Tuesday, February 24, 2009

The Heart, Anger & Irregular Heartbeats

Today it was reported in the health section of the Wall Street Journal that how the heart handles anger predicts who is at risk for a life threatening irregular heartbeat. It has often been thought that negative emotions put people at risk for developing heart disease and usually after natural disasters, heart attacks increase.

According to Rachel Lampert, a Yale University researcher working on emotions and heart disease, "anger causes electrical changes in the heart". In this particular study, 62 patients were fitted with defibrillators in their chests because of preexisting heart disease. When the patients remembered something that made them angry, EKG beat-to-beat patterns were irregular. The emotional stress was producing causing physical stress to the body. The important point to note is that it did this without causing a jump in heart rate suggesting that anger's Adrenalin rush may act directly on heart cells.

The result is that the people whose EKG showed a big anger surge were much more likely to have their defibrillators fire a lifesaving shock in the next three years than people whose hearts didn't react to anger according to Dr. Lampert.

The source of this article can be found online at the Wall Street Journal
"How Heart Handles Anger Predicts Irregular Heartbeat"



As I have learned through the work I do and in my own life, our emotions do have a direct effect on our physical bodies. However, if we try to mask those emotions and just make ourselves appear happy, we have not taken care of the negative emotions. In order for the negative emotions to no longer have power over us, we must go into them and make peace with them. Only by knowing ourselves fully and being at home within our bodies, we will then give ourselves one of the greatest gifts we can, a healthy body.

There are many ways that the emotions come through our body and if you pay close attention to yourself and others around you, this will become evident. Here's some of the more common ones that you may use or hear others use:
  • I've got butterflies in my stomach
  • I'm so angry I can't see straight
  • This problem is giving me a headache
  • I feel like I'm carrying the weight of the world on my shoulders
  • I feel like I've got a monkey on my back
  • This situation just takes my breath away
  • It gives me a lump in my throat
  • Life is giving me a pain in the neck
  • I feel like my feet are made of lead
  • It hurts so bad I could just cry

The other thing to note in this research and I would agree with the statement is that up to three years later, the effects of anger may have caused a life saving shock of the defibrillator to be administered. That in effect is saying that even after the emotion passes, it is still resident within our bodies unless we find the proper way to discharge its affects on us.

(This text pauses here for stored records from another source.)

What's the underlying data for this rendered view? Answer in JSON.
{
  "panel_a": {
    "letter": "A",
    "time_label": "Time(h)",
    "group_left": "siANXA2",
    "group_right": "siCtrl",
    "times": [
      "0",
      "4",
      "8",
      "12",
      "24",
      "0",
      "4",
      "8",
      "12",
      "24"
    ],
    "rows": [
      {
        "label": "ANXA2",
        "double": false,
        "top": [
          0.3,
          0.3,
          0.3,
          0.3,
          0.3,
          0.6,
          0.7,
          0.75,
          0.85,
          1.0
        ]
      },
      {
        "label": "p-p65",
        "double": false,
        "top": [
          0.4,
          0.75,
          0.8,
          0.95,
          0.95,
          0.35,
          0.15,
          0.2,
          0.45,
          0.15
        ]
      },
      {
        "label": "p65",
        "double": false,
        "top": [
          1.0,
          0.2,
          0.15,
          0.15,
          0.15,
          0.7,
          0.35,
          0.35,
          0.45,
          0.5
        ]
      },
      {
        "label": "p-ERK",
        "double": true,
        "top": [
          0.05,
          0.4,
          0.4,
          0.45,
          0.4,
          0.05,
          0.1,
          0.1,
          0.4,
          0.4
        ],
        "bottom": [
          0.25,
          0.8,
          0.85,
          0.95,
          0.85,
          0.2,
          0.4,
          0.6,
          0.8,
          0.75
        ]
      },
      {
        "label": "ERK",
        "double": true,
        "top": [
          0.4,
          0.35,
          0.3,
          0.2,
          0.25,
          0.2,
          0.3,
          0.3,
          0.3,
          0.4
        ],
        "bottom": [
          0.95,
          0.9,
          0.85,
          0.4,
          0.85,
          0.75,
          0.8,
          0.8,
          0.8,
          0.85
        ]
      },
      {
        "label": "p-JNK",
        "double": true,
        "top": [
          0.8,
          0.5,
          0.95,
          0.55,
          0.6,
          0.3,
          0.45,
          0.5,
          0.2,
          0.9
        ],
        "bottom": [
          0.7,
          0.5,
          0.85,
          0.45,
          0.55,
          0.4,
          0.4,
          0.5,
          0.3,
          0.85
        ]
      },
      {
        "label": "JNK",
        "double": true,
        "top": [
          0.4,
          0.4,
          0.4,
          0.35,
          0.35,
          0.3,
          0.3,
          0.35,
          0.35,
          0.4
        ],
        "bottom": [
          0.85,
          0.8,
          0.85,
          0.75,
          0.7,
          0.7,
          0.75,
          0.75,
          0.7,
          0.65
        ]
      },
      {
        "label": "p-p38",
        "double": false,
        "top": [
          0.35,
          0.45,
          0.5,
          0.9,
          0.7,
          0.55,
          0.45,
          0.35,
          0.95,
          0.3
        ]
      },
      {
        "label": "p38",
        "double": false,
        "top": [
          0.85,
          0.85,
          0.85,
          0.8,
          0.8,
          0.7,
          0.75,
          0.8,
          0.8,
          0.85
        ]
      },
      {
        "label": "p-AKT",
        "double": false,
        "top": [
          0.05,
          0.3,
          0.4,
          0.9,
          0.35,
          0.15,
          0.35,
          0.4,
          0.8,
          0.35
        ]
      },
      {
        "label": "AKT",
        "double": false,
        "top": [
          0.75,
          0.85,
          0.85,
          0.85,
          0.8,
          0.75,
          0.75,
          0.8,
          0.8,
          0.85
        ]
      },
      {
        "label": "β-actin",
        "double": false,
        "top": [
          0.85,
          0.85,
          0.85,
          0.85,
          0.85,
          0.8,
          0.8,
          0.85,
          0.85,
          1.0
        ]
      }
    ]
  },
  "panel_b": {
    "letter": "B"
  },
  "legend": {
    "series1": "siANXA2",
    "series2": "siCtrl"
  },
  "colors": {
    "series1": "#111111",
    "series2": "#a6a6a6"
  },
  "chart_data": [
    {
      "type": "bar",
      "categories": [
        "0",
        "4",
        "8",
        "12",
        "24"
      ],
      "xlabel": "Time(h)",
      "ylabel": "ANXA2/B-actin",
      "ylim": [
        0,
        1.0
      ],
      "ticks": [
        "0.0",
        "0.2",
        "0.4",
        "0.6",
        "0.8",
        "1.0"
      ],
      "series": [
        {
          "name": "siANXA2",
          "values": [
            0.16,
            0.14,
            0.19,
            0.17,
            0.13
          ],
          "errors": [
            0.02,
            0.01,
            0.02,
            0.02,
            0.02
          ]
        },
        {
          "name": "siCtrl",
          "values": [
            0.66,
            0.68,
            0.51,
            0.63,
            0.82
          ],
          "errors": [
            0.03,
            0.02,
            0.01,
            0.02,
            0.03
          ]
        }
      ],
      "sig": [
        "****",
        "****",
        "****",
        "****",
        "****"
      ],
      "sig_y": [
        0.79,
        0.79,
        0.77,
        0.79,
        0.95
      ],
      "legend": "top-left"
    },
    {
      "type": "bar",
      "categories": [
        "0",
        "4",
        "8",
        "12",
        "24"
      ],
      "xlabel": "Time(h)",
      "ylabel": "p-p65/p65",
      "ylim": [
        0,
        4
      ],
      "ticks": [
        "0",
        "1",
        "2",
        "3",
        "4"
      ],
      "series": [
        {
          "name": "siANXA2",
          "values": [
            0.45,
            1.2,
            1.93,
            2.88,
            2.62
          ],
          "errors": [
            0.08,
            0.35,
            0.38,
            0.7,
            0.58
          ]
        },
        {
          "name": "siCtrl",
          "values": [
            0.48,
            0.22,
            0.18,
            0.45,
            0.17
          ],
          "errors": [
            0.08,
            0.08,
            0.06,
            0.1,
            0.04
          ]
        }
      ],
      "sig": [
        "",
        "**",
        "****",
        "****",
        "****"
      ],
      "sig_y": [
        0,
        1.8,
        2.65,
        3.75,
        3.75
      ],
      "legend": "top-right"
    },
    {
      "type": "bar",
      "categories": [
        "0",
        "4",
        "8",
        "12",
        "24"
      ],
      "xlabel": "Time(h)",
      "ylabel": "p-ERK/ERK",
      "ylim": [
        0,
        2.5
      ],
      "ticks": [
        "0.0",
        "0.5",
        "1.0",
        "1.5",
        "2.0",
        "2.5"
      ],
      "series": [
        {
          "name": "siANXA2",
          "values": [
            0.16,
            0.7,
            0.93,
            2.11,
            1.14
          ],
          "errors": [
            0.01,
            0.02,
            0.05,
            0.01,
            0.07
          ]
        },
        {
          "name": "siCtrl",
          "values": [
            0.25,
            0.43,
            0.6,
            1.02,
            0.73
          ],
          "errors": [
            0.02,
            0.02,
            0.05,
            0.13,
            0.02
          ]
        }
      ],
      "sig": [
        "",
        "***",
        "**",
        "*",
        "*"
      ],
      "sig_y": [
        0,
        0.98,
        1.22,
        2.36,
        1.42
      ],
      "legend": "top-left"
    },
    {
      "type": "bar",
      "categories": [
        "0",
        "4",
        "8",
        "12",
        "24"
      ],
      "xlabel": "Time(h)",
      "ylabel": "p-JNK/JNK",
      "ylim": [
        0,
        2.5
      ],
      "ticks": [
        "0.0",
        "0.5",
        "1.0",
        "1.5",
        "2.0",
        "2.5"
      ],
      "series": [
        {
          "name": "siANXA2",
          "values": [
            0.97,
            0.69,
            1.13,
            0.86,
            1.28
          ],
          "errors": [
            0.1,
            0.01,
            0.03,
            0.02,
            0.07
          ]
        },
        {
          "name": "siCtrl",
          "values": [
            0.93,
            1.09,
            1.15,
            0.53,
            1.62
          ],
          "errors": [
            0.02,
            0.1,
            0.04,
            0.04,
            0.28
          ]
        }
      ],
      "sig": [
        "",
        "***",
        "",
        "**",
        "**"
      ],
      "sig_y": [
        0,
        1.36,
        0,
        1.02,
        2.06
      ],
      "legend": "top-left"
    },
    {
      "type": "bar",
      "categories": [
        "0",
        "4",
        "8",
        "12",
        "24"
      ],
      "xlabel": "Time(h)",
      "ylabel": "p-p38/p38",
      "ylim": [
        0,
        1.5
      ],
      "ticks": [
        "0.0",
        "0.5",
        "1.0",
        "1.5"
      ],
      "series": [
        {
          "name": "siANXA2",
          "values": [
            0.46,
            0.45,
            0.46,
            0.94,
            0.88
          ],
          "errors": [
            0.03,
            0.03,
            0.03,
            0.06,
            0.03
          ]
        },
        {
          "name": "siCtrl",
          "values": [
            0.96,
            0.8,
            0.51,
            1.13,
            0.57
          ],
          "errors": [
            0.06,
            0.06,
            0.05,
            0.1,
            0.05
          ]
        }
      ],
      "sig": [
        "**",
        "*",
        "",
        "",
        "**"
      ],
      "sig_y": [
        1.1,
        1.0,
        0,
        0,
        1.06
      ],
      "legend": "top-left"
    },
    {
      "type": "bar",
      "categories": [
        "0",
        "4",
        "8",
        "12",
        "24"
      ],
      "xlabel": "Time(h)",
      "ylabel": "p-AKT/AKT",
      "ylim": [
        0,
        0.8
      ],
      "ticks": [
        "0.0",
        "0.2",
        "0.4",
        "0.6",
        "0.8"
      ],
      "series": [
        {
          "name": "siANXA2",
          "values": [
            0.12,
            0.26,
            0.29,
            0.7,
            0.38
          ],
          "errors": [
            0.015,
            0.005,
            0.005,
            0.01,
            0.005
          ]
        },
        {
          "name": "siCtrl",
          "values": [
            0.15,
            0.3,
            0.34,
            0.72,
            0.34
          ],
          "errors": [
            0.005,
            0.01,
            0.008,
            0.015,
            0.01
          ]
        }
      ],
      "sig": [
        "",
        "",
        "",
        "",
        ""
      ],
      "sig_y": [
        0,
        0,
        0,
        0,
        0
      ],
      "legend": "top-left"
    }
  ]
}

I'm not suggesting that we try to go about our day being happy go lucky people and avoiding anger because as I alluded to earlier, if we bottle this up within us, at some point the effects will be felt. Just as a pressure cooker works, so does the body. If you continue to apply heat under pressure, something has to give. The pressure cooker can not continue to stay this way forever and neither can the body. Learning to let the pressure out in a safe way and in doses that we are comfortable with will give us optimal emotional and physical health.